Sur la prétendue supériorité biodiversifiante des milieux ouverts

Dans le contexte de la rencontre organisée par les JNE le 8 janvier 2026 autour de sa pensée pour le 20e anniversaire de sa mort, nous mettons en ligne sur ce site un ensemble de textes de François Terrasson, en partie inédits. Voici un texte sur la prétendue supériorité des milieux ouverts.

Il est fréquent de rencontrer des affirmations péremptoires critiquant la « fermeture des milieux » assorties d’un appel à la promotion des espaces ouverts présentés comme le support préférentiel pour la diversité des espèces. Ces opinions vont même jusqu’à la mise en cause de la forêt, écosystème naturel de l’Europe occidentale. L’écologie scientifique montre en fait que le maximum de diversité se situe au contact des formations végétales fermées (plus ou moins) et des zones ouvertes (plus ou moins). Ce sont les écotones. Etant entendu qu’au sein des espaces fermés les phénomènes naturels dans leur complexité créent facilement sans intervention de l’homme certaines ouvertures. Par ailleurs il est exact que dans tous les groupes d’êtres vivants, certaines espèces préfèrent les steppes ou les savanes et vont rarement sous bois. Dans aucun cas ces espèces ne sont les plus nombreuses au sein de la catégorie considérée. Malgré l’intérêt des orchidées des pelouses sèches, la majeure partie des plantes de cette famille n’aime pas du tout les milieux très très ouverts. Parmi les oiseaux, l’Oedicnème criard, amateur de plaines sans végétation arbustive, est plutôt une exception. Même l’Outarde, oiseau considéré comme détestant la forêt, habite la « dehesa » espagnole, boisement clair mais bien éloigné des écosystèmes steppiques.

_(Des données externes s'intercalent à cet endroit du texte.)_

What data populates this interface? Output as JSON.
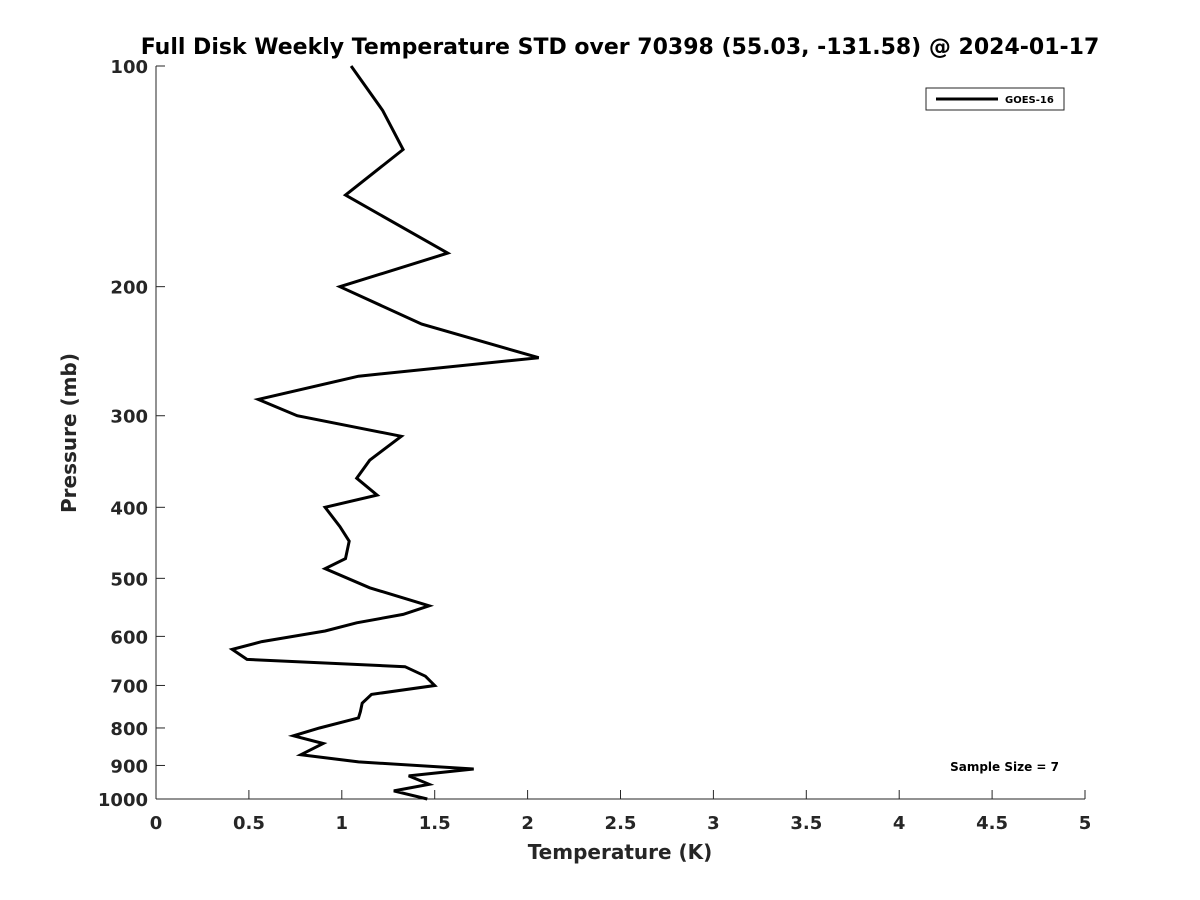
{
  "chart_data": {
    "type": "line",
    "title": "Full Disk Weekly Temperature STD over 70398 (55.03, -131.58) @ 2024-01-17",
    "xlabel": "Temperature (K)",
    "ylabel": "Pressure (mb)",
    "xlim": [
      0,
      5
    ],
    "ylim": [
      100,
      1000
    ],
    "y_scale": "log",
    "y_reversed": true,
    "grid": false,
    "legend_position": "top-right",
    "x_ticks": [
      "0",
      "0.5",
      "1",
      "1.5",
      "2",
      "2.5",
      "3",
      "3.5",
      "4",
      "4.5",
      "5"
    ],
    "y_ticks": [
      "100",
      "200",
      "300",
      "400",
      "500",
      "600",
      "700",
      "800",
      "900",
      "1000"
    ],
    "series": [
      {
        "name": "GOES-16",
        "color": "#000000",
        "points": [
          [
            1.05,
            100
          ],
          [
            1.22,
            115
          ],
          [
            1.33,
            130
          ],
          [
            1.02,
            150
          ],
          [
            1.57,
            180
          ],
          [
            0.99,
            200
          ],
          [
            1.43,
            225
          ],
          [
            2.06,
            250
          ],
          [
            1.09,
            265
          ],
          [
            0.55,
            285
          ],
          [
            0.76,
            300
          ],
          [
            1.32,
            320
          ],
          [
            1.15,
            345
          ],
          [
            1.08,
            365
          ],
          [
            1.19,
            385
          ],
          [
            0.91,
            400
          ],
          [
            0.99,
            425
          ],
          [
            1.04,
            445
          ],
          [
            1.02,
            470
          ],
          [
            0.91,
            485
          ],
          [
            1.15,
            515
          ],
          [
            1.47,
            545
          ],
          [
            1.33,
            560
          ],
          [
            1.08,
            575
          ],
          [
            0.91,
            590
          ],
          [
            0.57,
            610
          ],
          [
            0.41,
            625
          ],
          [
            0.49,
            645
          ],
          [
            1.34,
            660
          ],
          [
            1.45,
            680
          ],
          [
            1.5,
            700
          ],
          [
            1.16,
            720
          ],
          [
            1.11,
            740
          ],
          [
            1.1,
            760
          ],
          [
            1.09,
            775
          ],
          [
            0.88,
            800
          ],
          [
            0.74,
            820
          ],
          [
            0.9,
            840
          ],
          [
            0.78,
            870
          ],
          [
            1.09,
            890
          ],
          [
            1.71,
            910
          ],
          [
            1.36,
            930
          ],
          [
            1.47,
            955
          ],
          [
            1.28,
            975
          ],
          [
            1.46,
            1000
          ]
        ]
      }
    ],
    "annotations": [
      "Sample Size = 7"
    ]
  }
}
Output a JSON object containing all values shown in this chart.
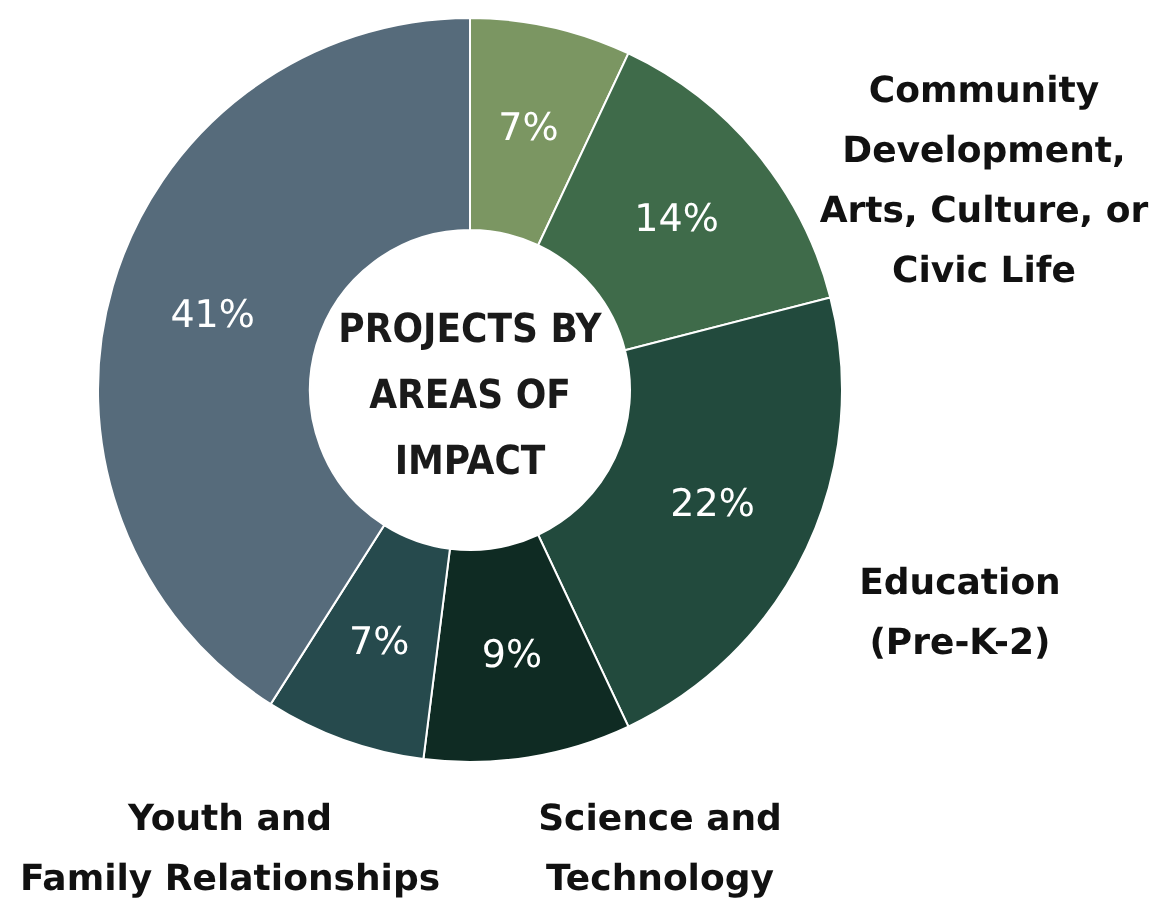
{
  "chart_data": {
    "type": "donut",
    "title": "PROJECTS BY AREAS OF IMPACT",
    "categories": [
      null,
      "Community Development, Arts, Culture, or Civic Life",
      "Education (Pre-K-2)",
      "Science and Technology",
      "Youth and Family Relationships",
      null
    ],
    "values": [
      7,
      14,
      22,
      9,
      7,
      41
    ],
    "value_labels": [
      "7%",
      "14%",
      "22%",
      "9%",
      "7%",
      "41%"
    ],
    "colors": [
      "#7b9662",
      "#3f6b4a",
      "#224a3d",
      "#0f2b23",
      "#264a4d",
      "#566b7b"
    ]
  }
}
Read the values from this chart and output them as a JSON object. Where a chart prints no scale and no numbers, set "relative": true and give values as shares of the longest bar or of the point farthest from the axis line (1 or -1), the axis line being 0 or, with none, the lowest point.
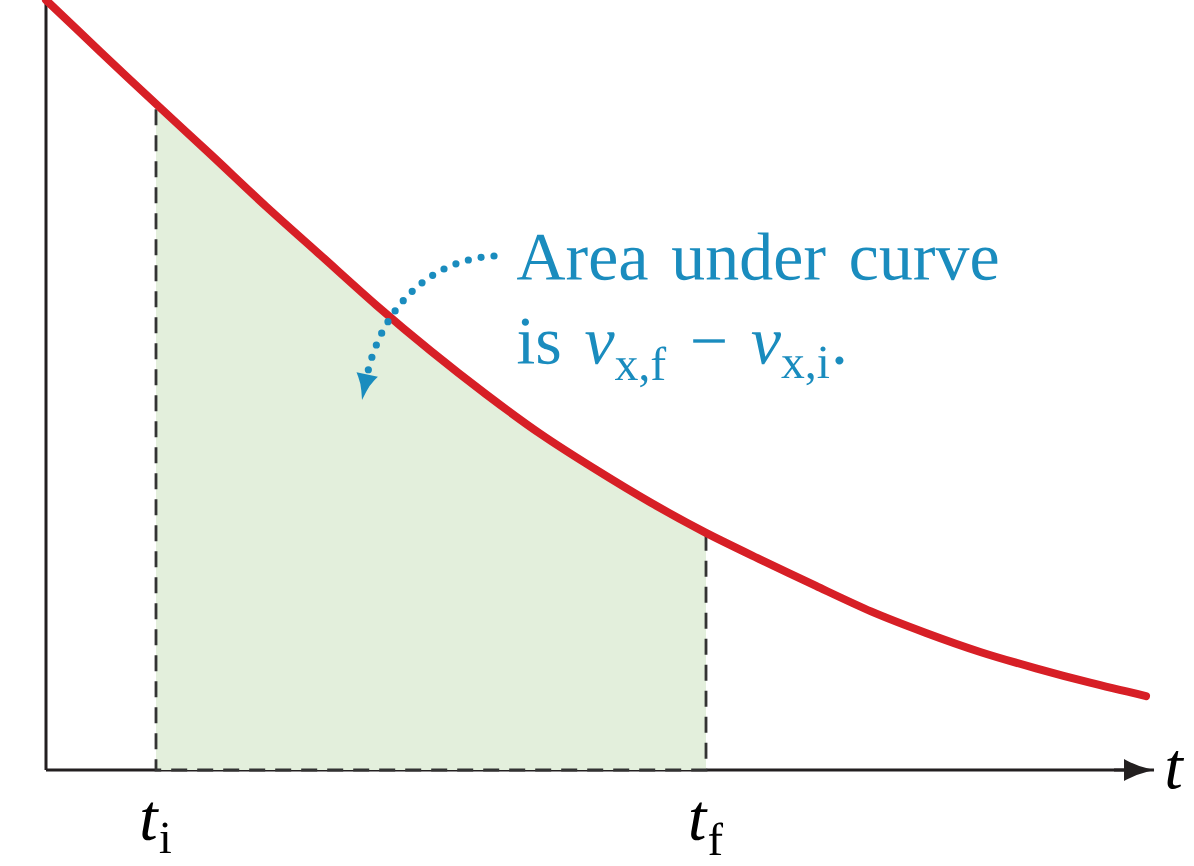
{
  "chart_data": {
    "type": "line",
    "relative": true,
    "xlabel": "t",
    "categories": [
      null,
      null,
      "*t*$_{i}$",
      null,
      null,
      null,
      null,
      null,
      null,
      null,
      null,
      null,
      "*t*$_{f}$",
      null,
      null,
      null,
      null,
      null,
      null,
      null,
      null
    ],
    "series": [
      {
        "type": "area",
        "color": "#e3efdc",
        "line_style": "dashed",
        "values": [
          null,
          null,
          0.865,
          0.799,
          0.732,
          0.668,
          0.604,
          0.544,
          0.488,
          0.436,
          0.39,
          0.347,
          0.308,
          null,
          null,
          null,
          null,
          null,
          null,
          null,
          null
        ]
      },
      {
        "color": "#d71f26",
        "values": [
          1,
          0.932,
          0.865,
          0.799,
          0.732,
          0.668,
          0.604,
          0.544,
          0.488,
          0.436,
          0.39,
          0.347,
          0.308,
          0.273,
          0.239,
          0.206,
          0.178,
          0.153,
          0.132,
          0.113,
          0.096
        ]
      }
    ],
    "annotations": [
      "Area under curve is *v*$_{x,f}$ − *v*$_{x,i}$."
    ]
  }
}
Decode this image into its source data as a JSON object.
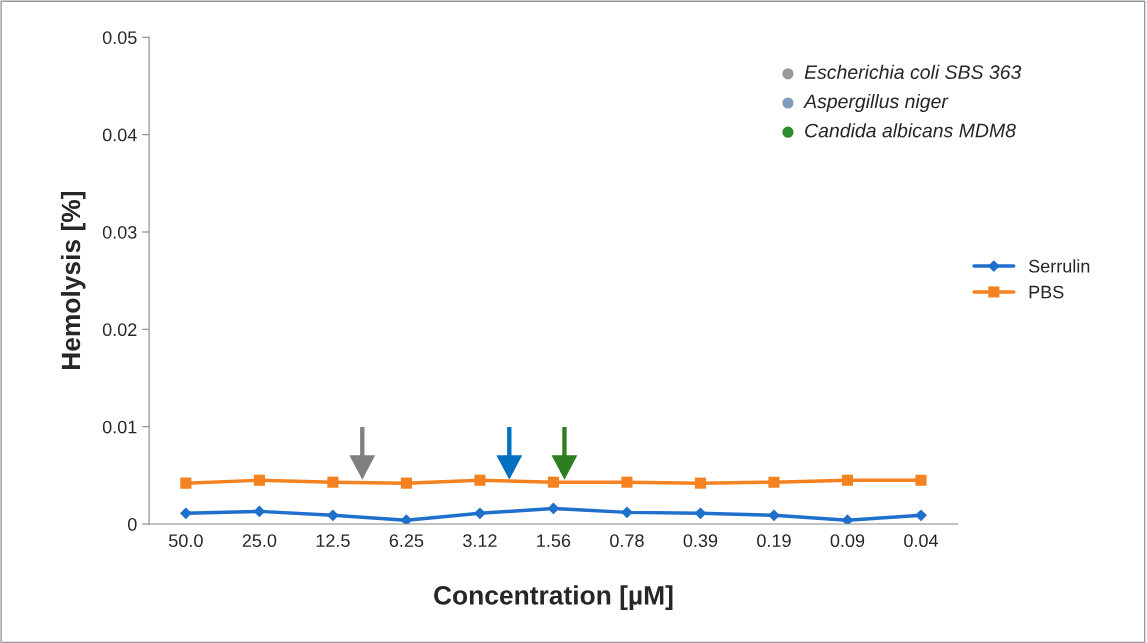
{
  "chart_data": {
    "type": "line",
    "xlabel": "Concentration [µM]",
    "ylabel": "Hemolysis [%]",
    "categories": [
      "50.0",
      "25.0",
      "12.5",
      "6.25",
      "3.12",
      "1.56",
      "0.78",
      "0.39",
      "0.19",
      "0.09",
      "0.04"
    ],
    "series": [
      {
        "name": "Serrulin",
        "color": "#1f6fcc",
        "marker": "diamond",
        "values": [
          0.0011,
          0.0013,
          0.0009,
          0.0004,
          0.0011,
          0.0016,
          0.0012,
          0.0011,
          0.0009,
          0.0004,
          0.0009
        ]
      },
      {
        "name": "PBS",
        "color": "#f58220",
        "marker": "square",
        "values": [
          0.0042,
          0.0045,
          0.0043,
          0.0042,
          0.0045,
          0.0043,
          0.0043,
          0.0042,
          0.0043,
          0.0045,
          0.0045
        ]
      }
    ],
    "ylim": [
      0,
      0.05
    ],
    "yticks": [
      0,
      0.01,
      0.02,
      0.03,
      0.04,
      0.05
    ],
    "grid": false,
    "legend": "right",
    "annotations": [
      "Escherichia coli SBS 363",
      "Aspergillus niger",
      "Candida albicans MDM8"
    ]
  }
}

Le fait que certaines espèces soient adaptées au désert ne saurait faire de celui-ci un modèle d’aménagement du territoire. Les végétations puissantes et touffues, les taillis serrés, les broussailles et les jungles restent le refuge majoritaire du plus grand nombre d’espèces et le déclin de celles-ci provient non pas du manque de milieux ouverts, mais de l’extension de ceux-ci sous la pression de l’homme. C’est bien lui, citadin effarouché par la puissance végétale, qui fantasme une pseudo-écologie de rechange où les lieux ouverts sont préférés (associés parfois même à l’idée « mentalité ouverte » comme dans les arrachages de haies dans le remembrement) et présente des informations biaisées qui signent son ignorance du fonctionnent concret de la nature quand cela ne vas pas jusqu’à flirter avec la fraude scientifique.